"There's probably not a more important time than right now for producers to take advantage of all the safety-net provisions available," says newly appointed Farm Service Agency Administrator Zach Ducheneaux in a phone interview with Farm Press regarding enrollment in the Agriculture Risk Coverage (ARC) or Price Loss Coverage (PLC) programs.
The enrollment deadline for the USDA programs is Monday, March 15, 2021.
"We've still got a lot of economic uncertainty regarding what's going to happen as the pandemic hopefully winds down, but that could flare up at any point in time.
"The markets can be so volatile in times of economic uncertainty. These programs can help mitigate that impact."
Farm Service Agency Administrator Zach Ducheneaux
See, USDA RMA clarifies STAX eligibility procedures
To enroll, Ducheneaux said producers need to contact their county FSA office to be added to the enrollment registry. "Producers need to call ahead. Because of the pandemic, our offices are in a more restricted posture. We're not taking visitors at our offices right now, so we'll have to find a way to do it through phone, zoom or drop-off the relevant documents."
While Ducheneaux admits the restricted access is inconvenient, he said, "It's important to remember that our staff has still been able to roll out a record number of program dollars even with some of these more restrictive processes. We've got to put the safety of our staff and producers first."
Decision Tools
Two online decision tools are available to assist producers in their program election process.They are as follows:
ARC and PLC Decision Tool (Texas A&M University)- allows producers to analyze payment yield updates and expected payments for 2019 and 2020.
Gardner-farmdoc Payment Calculator (University of Illinois)- offers farmers the ability to run payment estimates modeling for their farms and counties for ARC-County and PLC.

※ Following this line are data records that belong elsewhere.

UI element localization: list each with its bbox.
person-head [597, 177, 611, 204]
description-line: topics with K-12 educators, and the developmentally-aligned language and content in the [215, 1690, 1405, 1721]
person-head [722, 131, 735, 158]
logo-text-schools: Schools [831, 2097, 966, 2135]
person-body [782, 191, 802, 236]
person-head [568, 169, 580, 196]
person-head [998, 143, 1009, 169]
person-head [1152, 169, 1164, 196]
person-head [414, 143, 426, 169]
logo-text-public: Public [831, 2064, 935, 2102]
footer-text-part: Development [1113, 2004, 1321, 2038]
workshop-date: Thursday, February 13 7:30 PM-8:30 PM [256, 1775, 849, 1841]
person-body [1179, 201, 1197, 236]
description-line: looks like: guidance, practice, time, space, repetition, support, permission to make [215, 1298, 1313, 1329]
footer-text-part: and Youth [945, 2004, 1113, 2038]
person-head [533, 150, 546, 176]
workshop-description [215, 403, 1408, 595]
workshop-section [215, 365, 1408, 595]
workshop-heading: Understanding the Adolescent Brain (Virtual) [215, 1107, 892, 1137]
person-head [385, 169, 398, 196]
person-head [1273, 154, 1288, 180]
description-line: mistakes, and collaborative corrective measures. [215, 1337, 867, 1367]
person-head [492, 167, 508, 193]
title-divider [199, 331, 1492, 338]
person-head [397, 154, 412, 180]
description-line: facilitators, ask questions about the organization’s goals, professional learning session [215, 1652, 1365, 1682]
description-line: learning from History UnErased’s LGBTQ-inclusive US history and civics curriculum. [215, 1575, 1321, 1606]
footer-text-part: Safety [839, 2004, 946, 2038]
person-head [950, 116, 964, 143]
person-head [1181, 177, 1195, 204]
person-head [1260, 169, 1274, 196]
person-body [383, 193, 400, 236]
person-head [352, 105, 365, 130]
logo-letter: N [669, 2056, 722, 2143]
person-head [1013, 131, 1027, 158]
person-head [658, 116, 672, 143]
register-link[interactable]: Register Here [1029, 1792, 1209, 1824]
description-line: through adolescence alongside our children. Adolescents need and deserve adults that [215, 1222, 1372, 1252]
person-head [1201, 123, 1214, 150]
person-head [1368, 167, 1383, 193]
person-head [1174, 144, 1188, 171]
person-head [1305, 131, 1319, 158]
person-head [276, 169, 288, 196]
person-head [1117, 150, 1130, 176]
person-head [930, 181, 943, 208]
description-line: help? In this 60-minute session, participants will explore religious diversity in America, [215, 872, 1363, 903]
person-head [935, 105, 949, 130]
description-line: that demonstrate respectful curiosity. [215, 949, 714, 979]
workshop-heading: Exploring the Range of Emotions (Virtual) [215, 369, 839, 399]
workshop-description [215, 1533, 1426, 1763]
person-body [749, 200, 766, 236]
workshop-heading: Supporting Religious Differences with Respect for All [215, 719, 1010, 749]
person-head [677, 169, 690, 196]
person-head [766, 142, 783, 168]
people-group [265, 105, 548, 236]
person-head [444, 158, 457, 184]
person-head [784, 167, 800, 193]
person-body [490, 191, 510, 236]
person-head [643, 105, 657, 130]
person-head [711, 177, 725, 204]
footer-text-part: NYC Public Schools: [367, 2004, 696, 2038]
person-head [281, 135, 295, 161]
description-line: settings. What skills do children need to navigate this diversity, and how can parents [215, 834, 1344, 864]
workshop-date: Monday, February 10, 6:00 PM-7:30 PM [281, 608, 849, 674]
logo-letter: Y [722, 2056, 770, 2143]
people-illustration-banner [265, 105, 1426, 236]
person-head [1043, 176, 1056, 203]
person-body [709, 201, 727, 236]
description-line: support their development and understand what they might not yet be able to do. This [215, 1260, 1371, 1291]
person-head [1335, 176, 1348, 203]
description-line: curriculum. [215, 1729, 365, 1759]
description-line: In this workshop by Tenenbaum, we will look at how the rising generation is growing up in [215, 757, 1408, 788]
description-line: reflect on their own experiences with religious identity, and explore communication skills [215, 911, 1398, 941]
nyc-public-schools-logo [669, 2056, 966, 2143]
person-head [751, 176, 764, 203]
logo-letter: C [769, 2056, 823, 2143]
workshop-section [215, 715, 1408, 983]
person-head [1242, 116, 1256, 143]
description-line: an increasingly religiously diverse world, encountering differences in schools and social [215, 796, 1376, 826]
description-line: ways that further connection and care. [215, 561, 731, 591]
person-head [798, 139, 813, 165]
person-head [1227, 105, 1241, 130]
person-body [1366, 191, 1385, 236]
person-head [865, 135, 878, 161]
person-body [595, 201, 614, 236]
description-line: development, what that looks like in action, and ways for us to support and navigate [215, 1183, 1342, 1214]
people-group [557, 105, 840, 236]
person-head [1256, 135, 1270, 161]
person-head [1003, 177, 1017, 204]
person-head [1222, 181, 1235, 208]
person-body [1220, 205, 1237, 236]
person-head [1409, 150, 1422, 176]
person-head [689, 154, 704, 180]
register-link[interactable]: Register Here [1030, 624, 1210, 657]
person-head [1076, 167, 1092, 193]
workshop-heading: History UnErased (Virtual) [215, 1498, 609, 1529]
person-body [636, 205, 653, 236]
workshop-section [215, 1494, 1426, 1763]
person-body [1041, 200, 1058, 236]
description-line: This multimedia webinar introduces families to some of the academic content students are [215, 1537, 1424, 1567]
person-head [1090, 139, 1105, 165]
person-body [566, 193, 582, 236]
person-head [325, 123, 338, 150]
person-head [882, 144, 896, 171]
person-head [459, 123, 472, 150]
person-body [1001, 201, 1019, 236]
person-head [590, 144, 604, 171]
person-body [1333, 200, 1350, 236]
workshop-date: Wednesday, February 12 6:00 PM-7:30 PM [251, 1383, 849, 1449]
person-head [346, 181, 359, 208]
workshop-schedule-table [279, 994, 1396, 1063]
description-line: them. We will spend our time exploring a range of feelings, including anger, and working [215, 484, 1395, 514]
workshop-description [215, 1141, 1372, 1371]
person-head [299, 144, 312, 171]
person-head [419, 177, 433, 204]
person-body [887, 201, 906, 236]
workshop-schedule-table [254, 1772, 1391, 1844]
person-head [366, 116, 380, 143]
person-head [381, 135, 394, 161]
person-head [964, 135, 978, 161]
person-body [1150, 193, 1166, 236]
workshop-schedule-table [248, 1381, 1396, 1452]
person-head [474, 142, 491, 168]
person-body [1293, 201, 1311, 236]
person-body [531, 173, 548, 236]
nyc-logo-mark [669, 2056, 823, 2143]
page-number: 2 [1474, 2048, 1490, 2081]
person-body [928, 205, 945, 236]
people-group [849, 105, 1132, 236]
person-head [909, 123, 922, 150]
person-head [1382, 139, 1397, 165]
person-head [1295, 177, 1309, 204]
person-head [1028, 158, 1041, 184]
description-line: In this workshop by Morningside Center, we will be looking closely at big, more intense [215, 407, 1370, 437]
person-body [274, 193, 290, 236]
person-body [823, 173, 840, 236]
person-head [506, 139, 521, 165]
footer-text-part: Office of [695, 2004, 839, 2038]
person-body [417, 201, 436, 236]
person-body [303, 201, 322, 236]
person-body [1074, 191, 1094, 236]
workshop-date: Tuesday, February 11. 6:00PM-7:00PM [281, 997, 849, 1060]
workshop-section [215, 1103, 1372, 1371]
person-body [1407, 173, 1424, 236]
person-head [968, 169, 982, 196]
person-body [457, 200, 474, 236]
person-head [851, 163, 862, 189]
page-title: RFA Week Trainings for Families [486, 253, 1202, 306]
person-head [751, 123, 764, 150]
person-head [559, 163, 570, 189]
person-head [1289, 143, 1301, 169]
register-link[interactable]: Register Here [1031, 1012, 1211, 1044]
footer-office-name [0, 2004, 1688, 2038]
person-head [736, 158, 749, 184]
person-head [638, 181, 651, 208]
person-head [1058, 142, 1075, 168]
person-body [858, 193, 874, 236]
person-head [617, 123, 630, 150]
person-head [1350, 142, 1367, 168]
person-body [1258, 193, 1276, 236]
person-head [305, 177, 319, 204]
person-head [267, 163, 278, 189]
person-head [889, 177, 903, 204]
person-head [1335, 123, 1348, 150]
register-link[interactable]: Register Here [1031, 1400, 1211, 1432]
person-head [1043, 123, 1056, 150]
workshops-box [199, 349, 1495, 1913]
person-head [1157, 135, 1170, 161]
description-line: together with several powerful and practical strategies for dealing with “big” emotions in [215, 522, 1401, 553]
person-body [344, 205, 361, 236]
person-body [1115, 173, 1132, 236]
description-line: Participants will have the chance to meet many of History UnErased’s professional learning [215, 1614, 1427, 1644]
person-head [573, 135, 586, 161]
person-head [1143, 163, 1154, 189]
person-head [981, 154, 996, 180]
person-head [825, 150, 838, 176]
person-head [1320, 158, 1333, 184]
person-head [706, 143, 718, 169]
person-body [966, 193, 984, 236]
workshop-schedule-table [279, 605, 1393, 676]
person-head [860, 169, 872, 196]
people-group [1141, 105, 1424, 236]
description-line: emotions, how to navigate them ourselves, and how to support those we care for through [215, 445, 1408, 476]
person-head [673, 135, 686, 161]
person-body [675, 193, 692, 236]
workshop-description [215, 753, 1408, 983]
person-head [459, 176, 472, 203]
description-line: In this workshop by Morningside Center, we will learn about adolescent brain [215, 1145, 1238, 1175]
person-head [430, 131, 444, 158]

Thus far, producers have signed 1.4 million contracts. "That's about 81% of what we expected," said Ducheneaux, who hopes more will sign up before Monday's deadline. In 2020, enrollment was 99% of what FSA expected, while in 2019, it reached 106%.
Enrolling in ARC or PLC programs can impact eligibility for some crop insurance products offered by USDA's Risk Management Agency (RMA). Producers who elect and enroll in PLC also have the option of purchasing Supplemental Coverage Option (SCO) through their Approved Insurance Provider, but producers of covered commodities who elect ARC are ineligible for SCO on their planted acres, according to a recent USDA press release.
Unlike SCO, RMA's Enhanced Coverage Option (ECO) is unaffected by participating in ARC for the same crop, on the same acres. Producers may elect ECO regardless of their farm program election.
Upland cotton farmers who choose to enroll seed cotton base acres in ARC or PLC are ineligible for the stacked income protection plan, or STAX, on their planted cotton acres, USDA stated.
"There' been some confusion about the applicability of STAX along with cotton," Ducheneaux said. "Make sure you double-check that."